So, next Monday is Reboot day. And the final leg (hopefully) of what has been an extraordinary experience. An experience I never thought I’d ever have to endure. Who would? But am strangely yet comfortably grateful for, nonetheless. (More about why in another post….)
I use the term Reboot simply because I can’t think of a more appropriate way to describe the procedure. Saving the best for last, the grand finale and 3rd of the three stages of the Bone Marrow Stem Cell Transplant (SCT), is Oncology’s equivalent of the computer short-cut: Ctrl+Alt+Delete.
It involves a very high dose of a Chemotherapy agent called Melphalan, which – in less medical terms – has been extremely well-trained in the art of destroying Cells. The only problem being, it doesn’t discriminate between the damaged and the healthy ones. The ultimate double-edged sword. Brutally going about its business of mopping up any residual bad stuff, yet leaving one bereft of all the good stuff as part of the deal. Leaving you an empty and highly vulnerable hard drive, in need of a hero…
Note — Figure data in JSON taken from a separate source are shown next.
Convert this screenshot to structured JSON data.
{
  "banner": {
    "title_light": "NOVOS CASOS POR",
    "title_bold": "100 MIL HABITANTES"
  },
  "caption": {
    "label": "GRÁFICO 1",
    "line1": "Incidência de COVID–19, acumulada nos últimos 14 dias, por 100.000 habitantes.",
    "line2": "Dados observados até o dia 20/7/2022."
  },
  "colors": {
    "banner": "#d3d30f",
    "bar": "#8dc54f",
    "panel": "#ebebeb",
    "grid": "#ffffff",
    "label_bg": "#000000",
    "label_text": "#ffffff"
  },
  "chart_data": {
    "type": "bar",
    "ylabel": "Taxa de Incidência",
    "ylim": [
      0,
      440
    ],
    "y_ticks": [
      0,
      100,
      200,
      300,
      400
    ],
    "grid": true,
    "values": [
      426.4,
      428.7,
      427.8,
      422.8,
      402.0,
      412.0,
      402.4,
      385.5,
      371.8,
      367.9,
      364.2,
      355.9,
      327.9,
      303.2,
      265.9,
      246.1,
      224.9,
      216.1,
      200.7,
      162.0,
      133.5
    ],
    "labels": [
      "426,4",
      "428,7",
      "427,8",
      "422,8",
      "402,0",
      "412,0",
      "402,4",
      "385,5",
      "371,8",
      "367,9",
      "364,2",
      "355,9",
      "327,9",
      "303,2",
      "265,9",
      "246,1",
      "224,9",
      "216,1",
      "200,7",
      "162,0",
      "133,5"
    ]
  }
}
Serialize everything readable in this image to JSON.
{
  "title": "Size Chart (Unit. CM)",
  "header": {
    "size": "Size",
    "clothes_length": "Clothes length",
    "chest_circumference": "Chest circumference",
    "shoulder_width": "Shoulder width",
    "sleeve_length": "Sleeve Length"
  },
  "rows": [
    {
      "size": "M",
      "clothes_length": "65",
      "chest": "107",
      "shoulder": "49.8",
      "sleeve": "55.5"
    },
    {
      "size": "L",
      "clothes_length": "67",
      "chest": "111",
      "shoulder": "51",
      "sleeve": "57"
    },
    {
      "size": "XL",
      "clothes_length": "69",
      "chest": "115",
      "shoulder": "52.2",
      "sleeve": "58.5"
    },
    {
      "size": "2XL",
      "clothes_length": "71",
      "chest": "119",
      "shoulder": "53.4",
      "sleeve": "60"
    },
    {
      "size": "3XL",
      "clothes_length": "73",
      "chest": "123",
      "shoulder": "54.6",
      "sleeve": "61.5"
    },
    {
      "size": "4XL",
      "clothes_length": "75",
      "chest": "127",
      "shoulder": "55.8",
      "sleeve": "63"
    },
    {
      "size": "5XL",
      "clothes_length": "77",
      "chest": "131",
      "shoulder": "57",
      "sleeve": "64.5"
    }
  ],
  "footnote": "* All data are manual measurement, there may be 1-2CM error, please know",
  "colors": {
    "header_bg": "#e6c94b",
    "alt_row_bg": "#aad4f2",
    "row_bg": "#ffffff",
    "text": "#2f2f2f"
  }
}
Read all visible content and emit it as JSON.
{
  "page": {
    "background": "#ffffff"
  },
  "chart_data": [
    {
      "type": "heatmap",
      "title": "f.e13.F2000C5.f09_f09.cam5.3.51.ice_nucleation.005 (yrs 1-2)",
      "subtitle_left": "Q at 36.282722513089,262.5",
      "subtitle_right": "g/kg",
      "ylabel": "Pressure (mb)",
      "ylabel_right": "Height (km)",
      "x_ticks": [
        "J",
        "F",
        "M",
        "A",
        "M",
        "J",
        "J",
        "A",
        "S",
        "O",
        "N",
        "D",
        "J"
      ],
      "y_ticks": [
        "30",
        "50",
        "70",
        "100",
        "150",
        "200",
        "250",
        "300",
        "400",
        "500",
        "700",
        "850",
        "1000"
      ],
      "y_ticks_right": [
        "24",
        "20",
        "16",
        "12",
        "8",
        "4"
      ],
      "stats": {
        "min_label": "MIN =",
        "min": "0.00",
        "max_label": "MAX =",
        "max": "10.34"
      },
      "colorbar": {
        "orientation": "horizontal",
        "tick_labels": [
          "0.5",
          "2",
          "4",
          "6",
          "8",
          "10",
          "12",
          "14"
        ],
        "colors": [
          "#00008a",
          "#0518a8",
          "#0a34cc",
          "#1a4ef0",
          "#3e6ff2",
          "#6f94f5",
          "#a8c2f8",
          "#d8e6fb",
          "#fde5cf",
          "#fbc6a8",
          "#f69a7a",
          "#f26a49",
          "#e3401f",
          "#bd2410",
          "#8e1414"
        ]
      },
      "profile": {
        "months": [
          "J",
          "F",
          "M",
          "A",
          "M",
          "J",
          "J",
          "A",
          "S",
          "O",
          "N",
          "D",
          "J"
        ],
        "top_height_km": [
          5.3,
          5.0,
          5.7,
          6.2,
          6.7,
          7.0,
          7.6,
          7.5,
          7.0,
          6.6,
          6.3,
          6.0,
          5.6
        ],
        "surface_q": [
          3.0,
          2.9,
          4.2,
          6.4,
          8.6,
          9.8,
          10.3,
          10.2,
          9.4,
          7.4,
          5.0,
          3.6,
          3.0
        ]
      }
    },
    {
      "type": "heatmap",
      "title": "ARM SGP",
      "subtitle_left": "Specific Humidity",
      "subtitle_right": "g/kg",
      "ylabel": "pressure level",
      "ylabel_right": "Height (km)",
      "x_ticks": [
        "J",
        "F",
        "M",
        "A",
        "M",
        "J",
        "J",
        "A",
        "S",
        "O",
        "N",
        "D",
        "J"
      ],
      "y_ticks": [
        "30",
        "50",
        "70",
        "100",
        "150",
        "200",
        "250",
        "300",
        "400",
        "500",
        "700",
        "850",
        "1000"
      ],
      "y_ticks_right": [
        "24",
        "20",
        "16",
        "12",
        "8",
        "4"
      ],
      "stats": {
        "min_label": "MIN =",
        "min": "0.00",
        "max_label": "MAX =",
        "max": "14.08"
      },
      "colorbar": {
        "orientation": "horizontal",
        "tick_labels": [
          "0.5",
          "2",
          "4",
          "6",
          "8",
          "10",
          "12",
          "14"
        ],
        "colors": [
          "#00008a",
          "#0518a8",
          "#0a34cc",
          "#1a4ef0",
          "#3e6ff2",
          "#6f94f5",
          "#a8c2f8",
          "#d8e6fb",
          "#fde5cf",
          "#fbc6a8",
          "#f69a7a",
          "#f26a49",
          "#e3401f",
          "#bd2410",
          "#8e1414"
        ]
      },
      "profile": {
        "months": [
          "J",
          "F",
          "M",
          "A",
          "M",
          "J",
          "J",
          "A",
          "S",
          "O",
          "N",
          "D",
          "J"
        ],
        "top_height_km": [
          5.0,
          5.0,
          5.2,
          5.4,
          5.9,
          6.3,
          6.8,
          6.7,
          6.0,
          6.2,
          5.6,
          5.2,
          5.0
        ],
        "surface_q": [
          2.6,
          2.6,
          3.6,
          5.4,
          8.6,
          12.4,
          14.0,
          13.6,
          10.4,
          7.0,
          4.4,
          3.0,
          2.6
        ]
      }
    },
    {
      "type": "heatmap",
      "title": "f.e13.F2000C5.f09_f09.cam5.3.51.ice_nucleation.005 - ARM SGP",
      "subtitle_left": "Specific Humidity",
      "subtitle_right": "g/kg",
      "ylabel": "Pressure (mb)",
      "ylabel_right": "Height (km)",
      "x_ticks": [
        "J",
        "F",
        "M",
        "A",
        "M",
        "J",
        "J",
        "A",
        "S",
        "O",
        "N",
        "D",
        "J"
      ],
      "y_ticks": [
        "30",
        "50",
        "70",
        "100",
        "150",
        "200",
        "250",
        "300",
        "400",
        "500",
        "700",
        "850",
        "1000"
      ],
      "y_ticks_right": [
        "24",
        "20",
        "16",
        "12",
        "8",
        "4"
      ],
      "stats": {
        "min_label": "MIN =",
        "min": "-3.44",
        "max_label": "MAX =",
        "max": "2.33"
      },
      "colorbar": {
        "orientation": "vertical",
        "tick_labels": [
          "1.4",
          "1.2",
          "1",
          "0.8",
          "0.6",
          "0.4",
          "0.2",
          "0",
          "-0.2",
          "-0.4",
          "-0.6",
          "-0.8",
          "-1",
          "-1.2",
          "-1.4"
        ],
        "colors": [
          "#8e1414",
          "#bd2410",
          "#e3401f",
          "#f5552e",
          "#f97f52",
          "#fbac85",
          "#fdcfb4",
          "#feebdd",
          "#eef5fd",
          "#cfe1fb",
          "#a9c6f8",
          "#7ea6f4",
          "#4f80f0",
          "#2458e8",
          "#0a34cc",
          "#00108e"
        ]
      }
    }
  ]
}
…or several million of them. 4.5 million to be exact, in the form of my harvested Stem Cells. Which were successfully bagged and tagged last week, during what was quite an incredible procedure. My very own knights in shining armour, prepped and ready to come to my rescue; re-seed, grow and nurture me back to a healthy reality. Bring me home, once and for all.
All things going as well as possible, the Tango will last about 3 weeks. And thanks to some highly innovative and compassionate Planners, until the situation dictates that my condition needs 24hr observation, I’ll be nestled up in UCLH‘s new hotel facility, aptly named ‘Cotton Rooms‘. A stones throw away rom the hospital, and a much less intimidating environment to confront the early stages of the procedure. Plus it allows me to have my amazing wife by my side as well. And there’s simply no way to describe how important that it is to me.
I’ve always visualized Monday, 28th April as that point on a Roller Coaster when the cars reach the top that long, slow upward climb. Everything goes dead quiet for a few seconds, as you hold on tight and take your last deep breath before hell breaks loose.
I’ve been lucky enough to have ridden quite a few Roller Coasters in my time. And I can honestly say the only thing I can remember about each and every one is that they were as terrifying as they were exhilarating. I never regretted riding any of them. And no matter how dangerous they may have felt at the time, everything was always ok at the end. Here’s hoping there’s some prophetic truth in the analogy!
Wish me luck. And I’ll see you when the rides over.